The Rhetoric of Delisting Species Under the Endangered Species Act: How to Declare Victory Without Winning the War
University of Denver Sturm College of Law
Environmental Law Reporter, Vol. 31, 2001
The recovery and delisting of species protected under the Endangered Species Act is the coming fashion and no mistake. This spring many of us followed with interest the nesting trevails of California condors in California and Arizona as the birds endeavored to lay the foundations for a comeback. At the same time, we watched with mixed feelings building pressure to delist gray wolves and the announced delisting of the Aleutian Canada geese. The United States Fish and Wildlife Service has committed itself to recovery as the goal for its species protection program.

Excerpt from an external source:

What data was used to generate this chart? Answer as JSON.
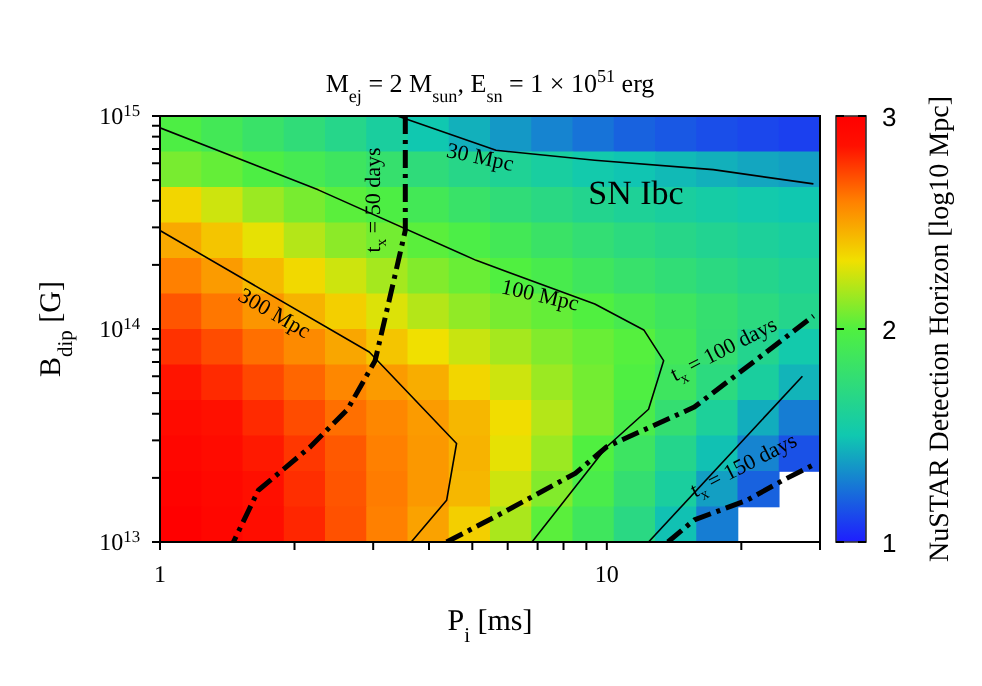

Unfortunately, under the provisions of the law and the logic of politics there is great pressure to measure the success of recovery efforts in terms of species delisting. Recovery may have the power to transform the popular image of the Endangered Species Act from a statute about stopping development into a statute about preserving species. However, only delisting can, in theory, decouple protection of biodiversity from the much maligned business of getting government permits and dealings with federal officials.
Like it or not, the common notions of recovery and delisting - bringing species to the point at which they are so numerous and so well distributed in sufficient quantities of perpetually secure habitat that the protections provided by the Endangered Species Act become unnecessary - will not become a realistic aspiration for any significant number of species any time in the foreseeable future.
Yet there is political pressure to "show results" by declaring species recovered and removing them from the lists of protected species. Can the federal government emphasize species recovery and delisting in the face of collapsing global ecosystems? The answer, of course, is yes. The real question is how.